Proper 29c 2025; Nov. 23 Christ the King
Col. 1:11-20; Luke 23:33-43; Jack Hardaway
FAITH IS FUNNY LIKE THAT
God.
Do something. Fix things. Make it better.
Prove you are God. Prove you are real.
The ancient prayers of the faithful both in scripture and beyond often echo this demand of God to be faithful, to be good, to be God.
The demands of contemporary atheism sound much the same, a demand that I think is actually a deep kind of prayer.
Many atheists push so hard against God to disprove God’s existence that they become strangely close to God, an unseen communion, often closer to God than many believers. They push so hard against God that they are defined by that relationship with God. One of those strange ironies. Faith is funny like that.
God be God, be good, take away the pain, do something, prove you are real. A little help here, please.
We end the Christian year with these deep questions and these deep prayers.
It is how we mark time, it is how we end and begin the Christian year, with the expectation, hope and demand for ultimate justice, for judgment, for restoration and healing.
We are given a vision of God’s kingdom, of God’s reign, of God’s rule.
And the crown of that kingdom is made of thorns and blood.
The last words we hear from Luke’s Gospel is the conversation between the two criminals and Jesus on the Cross. That is how we end the year, how we mark time.
The conversation, demanding help, that the Messiah do something, that the Messiah remember those who are being forgotten and erased from this world.
And the crucified one offers comfort and hope in the final moments of despair and fear.
It is what the true King does. False kings don’t.
The answer to our prayers is the Cross.
The proof that we are given is the Cross.
It isn’t the answer I was expecting or hoping for.
We don’t get an explanation for suffering, or the logic of God’s existence.
We get the cross, the crucified one.
The one who suffers is the one who holds all things together, all things find there meaning, their purpose, their direction.
He has dominion. He is the ruler of all.
And the world thinks he is just another crucified Jew, one of the thousands the Roman Empire put to death for being disorderly.
The irony, the one who “orderest all things mightily” is executed for disorderly conduct.
The order of things is different than we think.
It is a different kind of kingdom, a different kind of King, a different kind of power that is known in weakness, un-protected-ness, vulnerability, a different kind of proof and logic.
The world is being reordered around this man.
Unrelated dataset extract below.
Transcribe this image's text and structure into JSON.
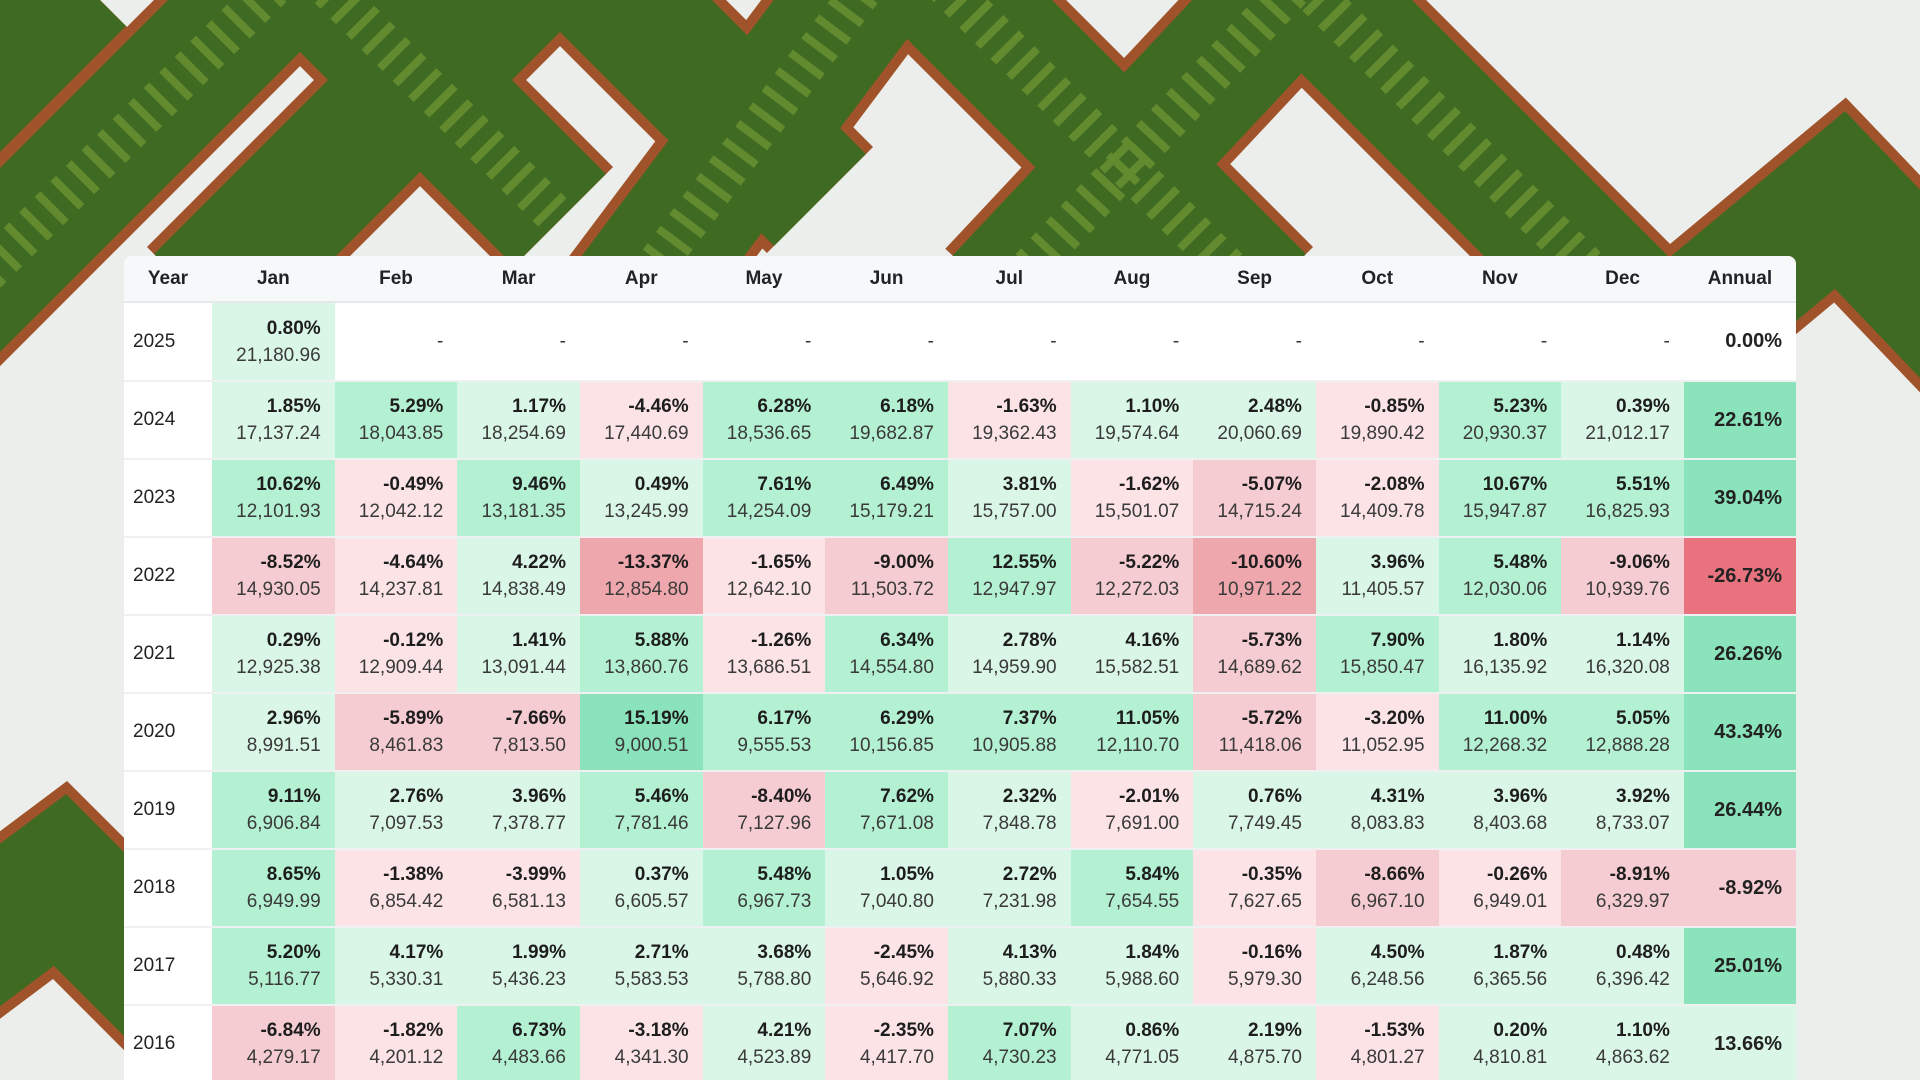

To reject him is still to be ruled and defined by him.
Those who follow him are like him, they remember those who are being forgotten and erased, bringing comfort, kindness and healing, the right thing, elevating people over principal.
The Romans believed in principles, they were a very principled people, Jesus had to die to prove a point.
But God, God believes in people.
And God raises people up. Not principles.
The risen Lord.
All our principles and virtues are left behind, there is only God’s all consuming and all defining mercy.
God prove you are real.
God.
Do something. Fix things. Make it better.
Prove you are God. Prove you are real.
The answer that we get? All these people and all their suffering and what we will do about it.
The kingdom is made of such things.
It is ironic that the very things that call God into question are the very things that prove God’s existence and God’s character. Faith is funny like that.